Thank you to Nick Scarpino and Tim Gettys of Kinda Funny for reminding me that something can still be entertaining even when about serious things, and for helping me to skate better.

Thank you to Daryl Rodriguez and Jeanette Garcia for being the first people I ever interviewed.

Thank you to Peter Simeti and Bill Gardner for being the second and third people I ever interviewed.

Thank you to Bethesda for making Skyrim, the game that made me realise that there was more to video games that a little plumber jumping up and down.

Thank you to Valiant Hearts for helping me to remember that video games should bring out emotions in us.

Thank you to PlayStation for making consoles I love and that I can write about each and every week.

Thank you to Greg Miller and Colin Moriarty (also of Kinda Funny) for making me want to write about games, and to never stop searching for more information about them.

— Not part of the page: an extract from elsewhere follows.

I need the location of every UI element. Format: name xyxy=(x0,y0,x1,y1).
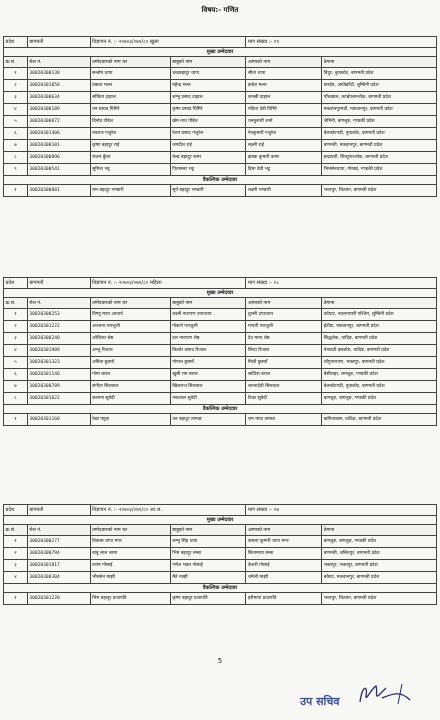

Thank you to Kinda Funny for being pretty much the only thing I ever watch, and making me want to create my own videos.

But, most of all - thank you to you, the reader. Thank you for reading this far in the article, but also for sticking with the blog through thick and thin, crap articles, and the best ones I've written. Thank you for everything, and sorry if I've forgotten to put you on this list.

Thank you. Without all of those people this, and wherever this leads, would not and will not be possible. You are awesome, and never forget that.